Starting next year, people in three Bay Area counties will have the option to choose a health insurer that goes by its first name, touts its mobile app and is backed by Silicon Valley venture capitalists.
Oscar Insurance Corp. which markets itself simply as Oscar made its California debut last year in parts of Los Angeles and Orange counties, and will expand into San Francisco, San Mateo and Santa Clara counties to provide coverage in 2017.
Oscar, which has about 135,000 enrollees nationwide, was founded in 2012 by three Harvard Business School graduates including Josh Kushner, brother of Donald Trump’s son-in-law Jared Kushner. Launching first in New York, it has tried to appeal to younger, tech-savvy consumers as a lower-cost option in the marketplaces created by the federal Affordable Care Act.
But despite its high-tech hipster pedigree, Oscar has had only modest enrollment in Southern California and has experienced some financial struggles.
Company officials declined to comment for this story, but plan to offer more details later. Still, they confirmed the enrollment of about 5,000 Californians in 2016, just over 2,000 of them in Covered California, the state’s health insurance marketplace. That’s far less than 1 percent of the nearly 1.6 million state residents enrolled through the exchange.
Oscar, valued at $2.7 billion after raising $750 million from investors including Fidelity Investments, has also struggled financially. Company officials confirmed that Oscar lost $92 million in its home state of New York last year and $39 million in the first quarter.
Health insurance experts welcomed the entrance of a new company in California, especially since the nation’s largest health insurer, UnitedHealth Group, will no longer sell Covered California policies next year in the limited regions it operates in. The insurer, which said in April it would stop offering plans through Affordable Care Act exchanges in most of the 34 states where it offers coverage, said it has been losing money on those policies.
Oscar has positioned itself as a trendy startup, one that appealed to Millennials and others seeking affordable health insurance in the new marketplaces, which started operating on Jan. 1, 2014.
But Robert Laszewski, a former insurance executive and critic of the Affordable Care Act, said the new entrant misjudged the marketplace.
He said Oscar focused on younger, healthier consumers without realizing how policies built into the law would require them to help stabilize the markets by making payments to the insurers who took on those older, sicker people.
“They really haven’t understood the mechanisms of Obamacare and have gotten themselves into financial problems,” said Laszewski, president of Health Policy and Strategy Associates in Alexandria, Va.
Oscar, which will be among the 11 plans offered next year in Covered California, is also expanding in the state in an inauspicious time.
Last week, Covered California announced its 2017 rates will jump a weighted average of 13.2 percent statewide.
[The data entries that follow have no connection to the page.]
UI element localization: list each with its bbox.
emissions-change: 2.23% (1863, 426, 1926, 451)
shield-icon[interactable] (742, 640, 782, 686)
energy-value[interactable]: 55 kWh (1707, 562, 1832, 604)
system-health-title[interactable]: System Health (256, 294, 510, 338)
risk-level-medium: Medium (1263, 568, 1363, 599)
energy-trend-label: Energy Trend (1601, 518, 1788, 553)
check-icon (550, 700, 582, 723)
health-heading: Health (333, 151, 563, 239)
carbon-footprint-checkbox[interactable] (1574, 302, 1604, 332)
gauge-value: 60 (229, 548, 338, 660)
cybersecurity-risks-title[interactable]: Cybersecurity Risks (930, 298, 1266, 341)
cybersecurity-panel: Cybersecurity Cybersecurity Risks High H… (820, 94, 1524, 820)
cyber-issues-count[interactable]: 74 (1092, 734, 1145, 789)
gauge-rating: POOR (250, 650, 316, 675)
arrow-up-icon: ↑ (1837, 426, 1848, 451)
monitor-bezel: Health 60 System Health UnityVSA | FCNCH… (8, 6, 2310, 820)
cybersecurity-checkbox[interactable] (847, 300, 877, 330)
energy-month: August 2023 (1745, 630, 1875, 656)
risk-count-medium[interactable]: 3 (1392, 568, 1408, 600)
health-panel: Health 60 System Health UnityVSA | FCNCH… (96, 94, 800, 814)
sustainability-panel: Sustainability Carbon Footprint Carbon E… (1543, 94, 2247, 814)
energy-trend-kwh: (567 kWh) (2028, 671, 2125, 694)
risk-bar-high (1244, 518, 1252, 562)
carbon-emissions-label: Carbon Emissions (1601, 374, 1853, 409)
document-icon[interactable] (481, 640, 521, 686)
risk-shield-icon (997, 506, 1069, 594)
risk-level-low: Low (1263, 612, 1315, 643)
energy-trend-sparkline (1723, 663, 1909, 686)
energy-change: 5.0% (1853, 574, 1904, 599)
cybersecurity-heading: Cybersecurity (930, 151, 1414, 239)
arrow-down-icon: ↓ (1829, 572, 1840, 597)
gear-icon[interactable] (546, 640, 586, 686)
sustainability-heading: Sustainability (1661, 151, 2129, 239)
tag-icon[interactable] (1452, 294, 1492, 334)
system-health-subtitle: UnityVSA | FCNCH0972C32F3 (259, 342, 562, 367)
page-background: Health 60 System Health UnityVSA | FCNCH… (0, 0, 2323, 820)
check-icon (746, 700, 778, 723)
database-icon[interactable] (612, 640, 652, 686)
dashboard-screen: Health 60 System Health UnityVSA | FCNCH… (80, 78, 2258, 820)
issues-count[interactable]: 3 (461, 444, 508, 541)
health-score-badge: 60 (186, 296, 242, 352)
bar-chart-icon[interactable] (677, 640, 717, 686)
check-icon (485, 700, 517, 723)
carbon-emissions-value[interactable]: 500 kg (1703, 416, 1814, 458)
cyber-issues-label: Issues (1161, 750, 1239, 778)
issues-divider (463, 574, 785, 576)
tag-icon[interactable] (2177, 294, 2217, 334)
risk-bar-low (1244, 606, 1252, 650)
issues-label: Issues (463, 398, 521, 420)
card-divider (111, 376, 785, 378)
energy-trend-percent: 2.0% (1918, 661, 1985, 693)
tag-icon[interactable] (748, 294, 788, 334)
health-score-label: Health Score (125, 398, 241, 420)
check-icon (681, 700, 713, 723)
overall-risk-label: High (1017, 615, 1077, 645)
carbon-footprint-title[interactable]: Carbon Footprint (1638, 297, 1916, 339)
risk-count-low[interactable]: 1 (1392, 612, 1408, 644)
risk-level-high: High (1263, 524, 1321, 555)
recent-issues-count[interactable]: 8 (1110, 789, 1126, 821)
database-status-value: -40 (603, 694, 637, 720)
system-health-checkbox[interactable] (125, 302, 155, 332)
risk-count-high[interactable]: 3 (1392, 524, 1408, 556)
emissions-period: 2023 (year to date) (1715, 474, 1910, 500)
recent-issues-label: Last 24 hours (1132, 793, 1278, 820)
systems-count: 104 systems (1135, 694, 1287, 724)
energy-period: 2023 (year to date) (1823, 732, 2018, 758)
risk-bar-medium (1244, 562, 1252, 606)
Exchange officials blamed the jump on several factors, including the rising cost of medical services, drugs in particular, and one-time adjustments to the end of two federal programs that stabilized rates.
Dylan Roby, assistant professor of Health Services Administration at the University of Maryland School of Public Health, said Oscar’s enrollment numbers in Southern California were likely dampened by higher premiums and limited health provider offerings.
Oscar, which also debuted in Texas last year, did well in the Lone Star State with its lower-price plans, but the company missed its mark with relatively higher-cost plans falling somewhere in the middle of the pack in Southern California.
“If you are selling an expensive plan with a narrow insurer network, you won’t be able to enroll as many people as low-cost plans with broader networks or high-cost plans with really broad networks,” said Roby, also a faculty associate with UCLA’s Center for Health Policy Research.
In San Francisco, Oscar’s preliminary 2017 unsubsidized rates of $483 a month for a 40-year-old man in a midprice plan make it costlier than Kaiser Permanente’s $444 plan, but cheaper than Anthem’s $543 offering and on par with Blue Shield of California’s PPO at $484.
While Oscar may be able to bank a bit on the coolness factor, Roby said price and network are the keys for success. “I think the perception as a ‘cool’ and high-tech plan will only go so far in San Francisco,” he said.